3. Indians overwhelmingly see their country gaining global prominence. Nearly seven-in-ten (68%) believe India plays a more important role in the world today than it did 10 years ago. By comparison, only about a fifth of Americans and Europeans (a median across 10 EU member countries) view their country as rising in importance on the global stage.
4. A majority of Indians see the U.S. in a positive light, while only around a third have a favorable view of China. Indians are also fond of President Barack Obama, with 58% expressing confidence in his ability to do the right thing on the world stage. Positive views of Obama may be linked to his unlikely friendship with Modi, with whom he has met more than half a dozen times since Modi’s election in 2014.

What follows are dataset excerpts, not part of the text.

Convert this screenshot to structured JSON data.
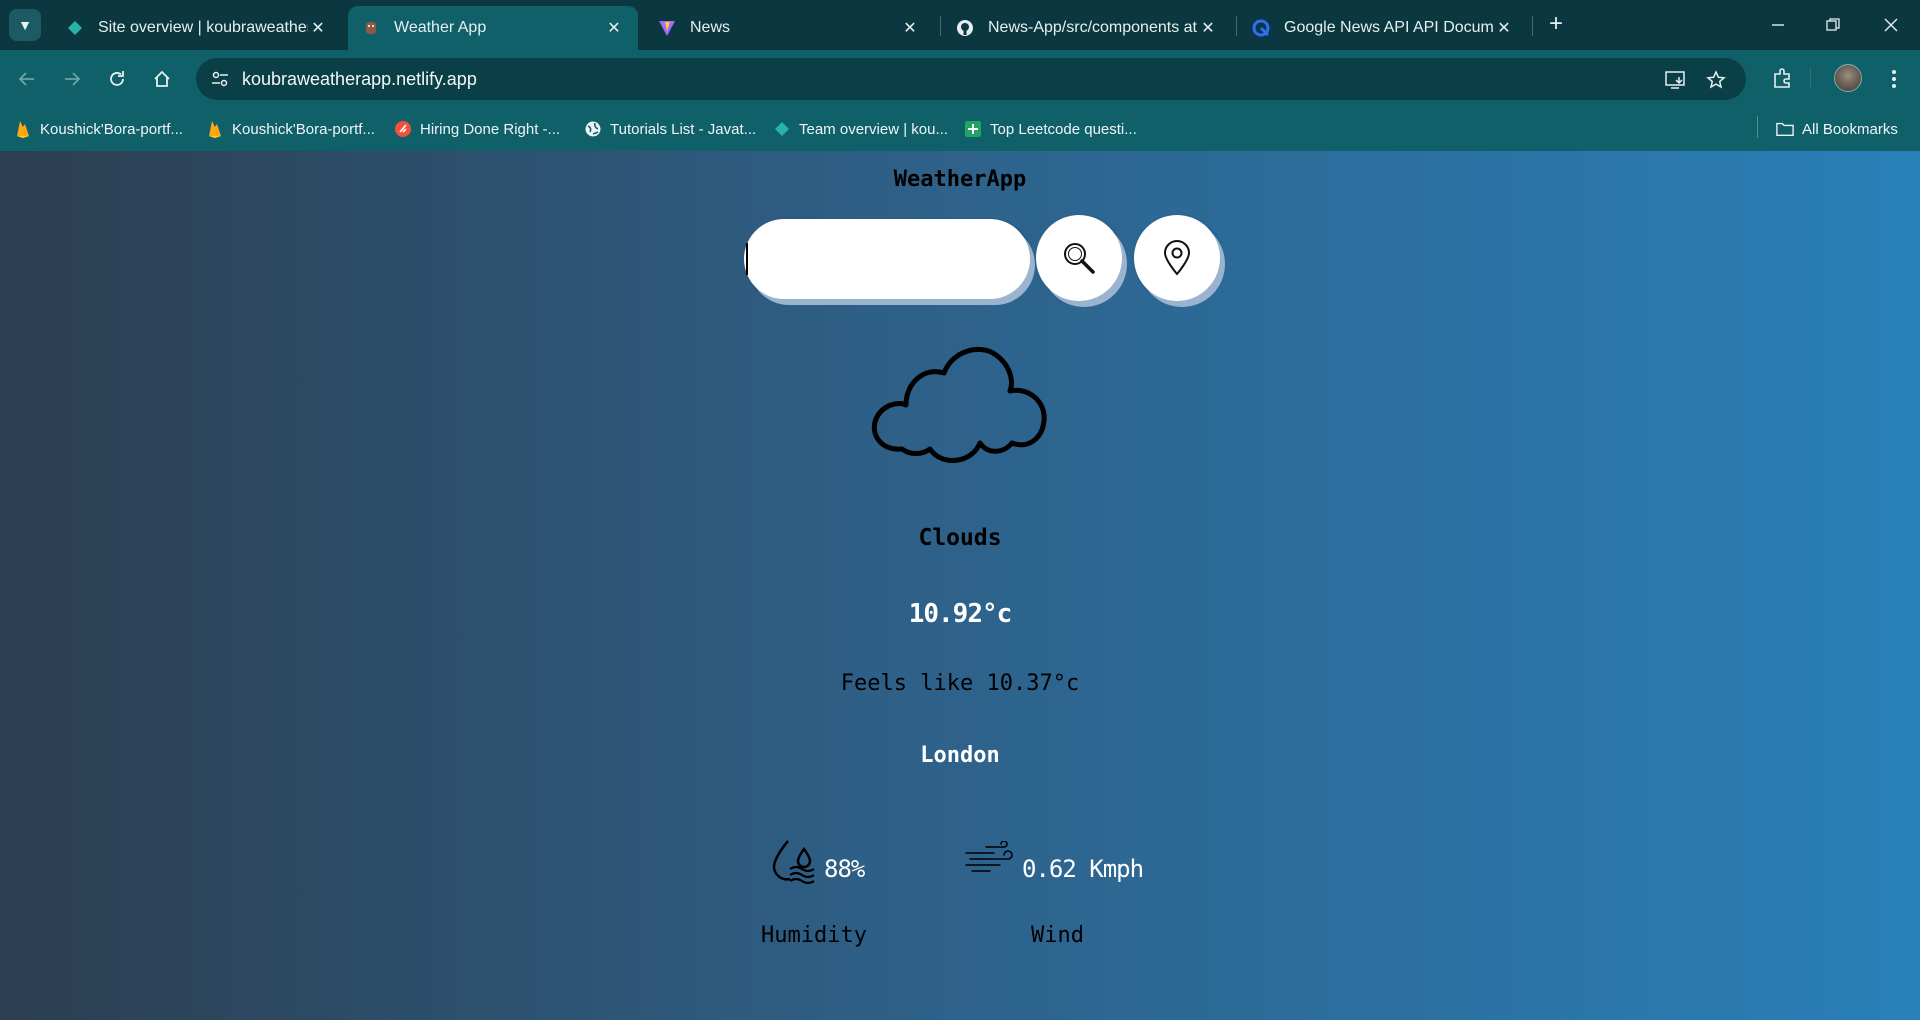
{
  "browser": {
    "tabs": [
      {
        "title": "Site overview | koubraweathera",
        "favicon": "netlify-diamond-icon",
        "active": false
      },
      {
        "title": "Weather App",
        "favicon": "weather-app-favicon",
        "active": true
      },
      {
        "title": "News",
        "favicon": "vite-icon",
        "active": false
      },
      {
        "title": "News-App/src/components at m",
        "favicon": "github-icon",
        "active": false
      },
      {
        "title": "Google News API API Documen",
        "favicon": "api-docs-icon",
        "active": false
      }
    ],
    "address": {
      "url": "koubraweatherapp.netlify.app"
    },
    "bookmarks": [
      {
        "label": "Koushick'Bora-portf...",
        "icon": "firebase-icon"
      },
      {
        "label": "Koushick'Bora-portf...",
        "icon": "firebase-icon"
      },
      {
        "label": "Hiring Done Right -...",
        "icon": "rocket-icon"
      },
      {
        "label": "Tutorials List - Javat...",
        "icon": "globe-icon"
      },
      {
        "label": "Team overview | kou...",
        "icon": "netlify-diamond-icon"
      },
      {
        "label": "Top Leetcode questi...",
        "icon": "sheets-icon"
      }
    ],
    "all_bookmarks": "All Bookmarks"
  },
  "app": {
    "title": "WeatherApp",
    "search": {
      "value": "",
      "placeholder": ""
    },
    "condition": "Clouds",
    "condition_icon": "cloud-icon",
    "temperature": "10.92°c",
    "feels_like": "Feels like 10.37°c",
    "city": "London",
    "humidity": {
      "value": "88%",
      "label": "Humidity",
      "icon": "humidity-icon"
    },
    "wind": {
      "value": "0.62 Kmph",
      "label": "Wind",
      "icon": "wind-icon"
    }
  },
  "colors": {
    "gradient_start": "#2c3e50",
    "gradient_end": "#2980b9",
    "browser_frame": "#0b3840",
    "toolbar": "#10606a"
  }
}
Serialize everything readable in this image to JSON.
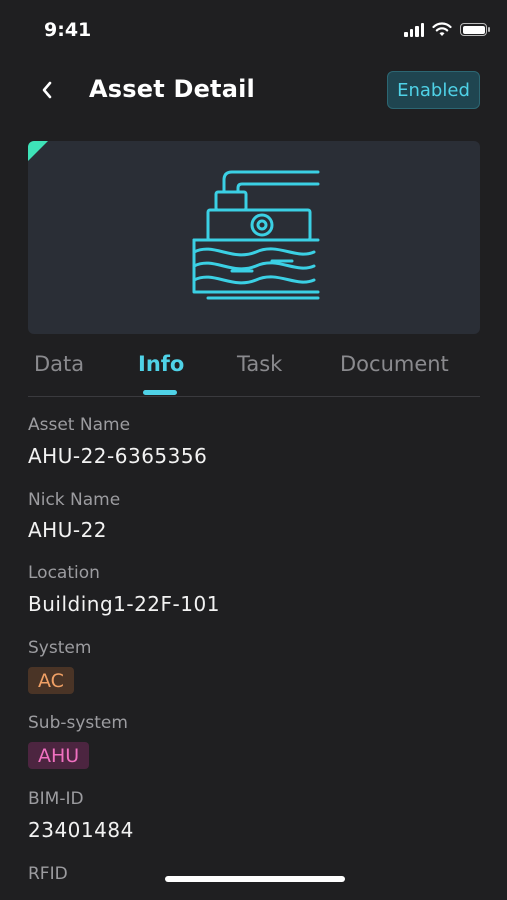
{
  "status_bar": {
    "time": "9:41"
  },
  "header": {
    "title": "Asset Detail",
    "status_badge": "Enabled"
  },
  "tabs": [
    {
      "label": "Data"
    },
    {
      "label": "Info",
      "active": true
    },
    {
      "label": "Task"
    },
    {
      "label": "Document"
    }
  ],
  "fields": {
    "asset_name": {
      "label": "Asset Name",
      "value": "AHU-22-6365356"
    },
    "nick_name": {
      "label": "Nick Name",
      "value": "AHU-22"
    },
    "location": {
      "label": "Location",
      "value": "Building1-22F-101"
    },
    "system": {
      "label": "System",
      "value": "AC"
    },
    "sub_system": {
      "label": "Sub-system",
      "value": "AHU"
    },
    "bim_id": {
      "label": "BIM-ID",
      "value": "23401484"
    },
    "rfid": {
      "label": "RFID"
    }
  },
  "colors": {
    "accent": "#4fd2e7",
    "background": "#1f1f21",
    "system_tag": "#f0a065",
    "subsystem_tag": "#f070c0",
    "corner_marker": "#3ee3b8"
  },
  "icons": [
    "back-arrow-icon",
    "cellular-signal-icon",
    "wifi-icon",
    "battery-icon",
    "air-handling-unit-icon"
  ]
}
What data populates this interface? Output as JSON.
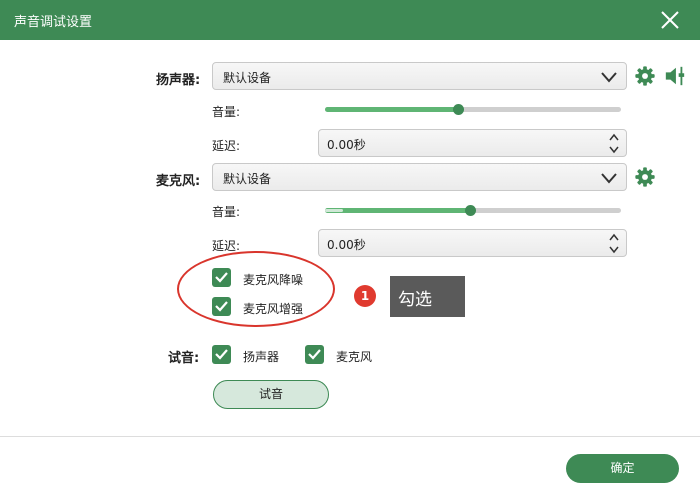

Unlike his American counterpart, Chinese President Xi Jinping is largely unknown in India (64% express no opinion of him). Opinion of Xi is more negative than positive among the minority who take a stance on his ability to handle world affairs.
And when it comes to economics, there is a clear winner in the U.S.-China rivalry. When asked to name the world’s top economy, the share of Indians naming the U.S. outstrips the share naming China by a staggering 38 percentage points (51% vs. 13%).
5. Climate change and ISIS are India’s top international concerns. Here, Indians are in agreement with Europeans, who also rank these two issues as the greatest threats to their countries. There have been no major ISIS-led attacks in India, but the terrorist organization has made threats against the country.
Reflecting Indians’ positive views of the U.S., American power and influence was viewed as the least threatening of the international issues tested. Similarly, few Indians view tensions with Russia as a cause for concern, but a much larger share sees China as threatening to their country.